In Fig. 5.2, a potential framework for viewing the interactions between alcohol exposure, stress-related processes and inflammatory systems has been presented. Within our own laboratory, we have begun to explore the possible interaction between stress, alcohol, and cytokines by investigating the HPA axis response to stress during withdrawal from an acute ethanol challenge since previous work has shown enhanced HPA activation to stressors during ethanol withdrawal [112, 168] (but see also [169]). Furthermore, we have been interested in whether any possible stress-related alterations in HPA activation are related to cytokine responses evoked by the stress and/or ethanol exposure itself. Briefly, we have recently reported that moderate acute stressors (e.g., restraint stress or exposure to a novel environment) imposed on adult male rats during peak withdrawal from an acute ethanol challenge were shown to significantly exacerbate stress-induced increases in plasma CORT [170]. While this initial work observed a stress hyperresponsive state during acute withdrawal, at this time, these changes have not been directly linked to ethanol-induced alterations in the expression of cytokines following stressor exposure [170]. Of course, the timing between ethanol exposure, stress exposure, and measurement of cytokines is certainly of importance and therefore does not necessarily rule out the involvement of cytokines in ethanol-withdrawal-related stress hyperresponsivity. Future studies in our lab will continue to explore these possibilities.

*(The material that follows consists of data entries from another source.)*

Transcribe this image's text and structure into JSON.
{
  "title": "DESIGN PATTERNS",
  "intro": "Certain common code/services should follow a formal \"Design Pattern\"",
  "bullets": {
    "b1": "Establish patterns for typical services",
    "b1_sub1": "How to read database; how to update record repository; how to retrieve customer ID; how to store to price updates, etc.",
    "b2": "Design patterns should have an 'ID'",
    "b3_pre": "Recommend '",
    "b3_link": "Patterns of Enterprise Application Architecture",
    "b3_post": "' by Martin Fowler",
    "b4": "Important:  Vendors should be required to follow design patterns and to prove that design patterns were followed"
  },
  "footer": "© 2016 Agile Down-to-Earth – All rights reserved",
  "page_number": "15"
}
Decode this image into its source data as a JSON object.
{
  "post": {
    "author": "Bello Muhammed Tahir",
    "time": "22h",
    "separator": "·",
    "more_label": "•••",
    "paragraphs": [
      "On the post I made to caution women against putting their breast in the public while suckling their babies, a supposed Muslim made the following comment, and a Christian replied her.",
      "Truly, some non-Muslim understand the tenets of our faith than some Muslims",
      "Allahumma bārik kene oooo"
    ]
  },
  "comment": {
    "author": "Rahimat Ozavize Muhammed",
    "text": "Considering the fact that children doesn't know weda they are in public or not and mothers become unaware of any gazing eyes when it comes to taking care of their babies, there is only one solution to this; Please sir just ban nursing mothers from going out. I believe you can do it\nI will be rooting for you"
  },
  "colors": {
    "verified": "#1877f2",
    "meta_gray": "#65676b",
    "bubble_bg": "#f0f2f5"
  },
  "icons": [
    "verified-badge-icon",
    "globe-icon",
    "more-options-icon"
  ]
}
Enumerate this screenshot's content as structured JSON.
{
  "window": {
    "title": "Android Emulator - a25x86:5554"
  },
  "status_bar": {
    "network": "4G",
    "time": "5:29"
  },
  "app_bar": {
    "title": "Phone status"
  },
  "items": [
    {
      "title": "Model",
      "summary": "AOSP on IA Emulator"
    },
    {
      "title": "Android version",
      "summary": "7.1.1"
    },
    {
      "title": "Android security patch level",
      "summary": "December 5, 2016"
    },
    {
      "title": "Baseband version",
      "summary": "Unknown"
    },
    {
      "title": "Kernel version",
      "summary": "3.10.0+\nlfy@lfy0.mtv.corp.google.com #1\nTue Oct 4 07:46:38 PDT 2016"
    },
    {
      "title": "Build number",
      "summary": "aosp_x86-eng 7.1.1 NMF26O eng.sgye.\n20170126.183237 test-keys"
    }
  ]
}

6 Conclusions and Future Directions

Our overarching goal here was to provide a broad overview of mechanisms and tribulations surrounding examination of stress-related inflammatory processes as well as the fledging literature surrounding alcohol–cytokine interactions. The central message we hoped to convey is that, to fully understand the interaction between alcohol and cytokines in brain and their potential implications for alcohol-related brain pathology, one must take into account the multitude of integrative, system-level interactions that are impacted by alcohol exposure, including, but not limited to, stress-responsive systems, liver–gut interactions, and the presence/absence of associated immunogenic stimuli (bacteria, viruses, etc.), as each of these will be determinants of cytokine expression in brain. Moreover, we assert that there is a wide body of literature now indicating a role for cytokines and other inflammatory processes in mediating the deleterious consequences of long-term alcohol exposure, whereas there is a relative paucity of studies seeking to identify early-term (acute), dynamic changes in cytokines in relation to alcohol, as well as how such effects might transform over the course of developmental history of the subject or in response to a growing number of alcohol exposures across the lifetime. Such studies will be instrumental in forging a near-certain link between initial alcohol exposure and the ultimate, adverse consequences of end-stage alcoholism.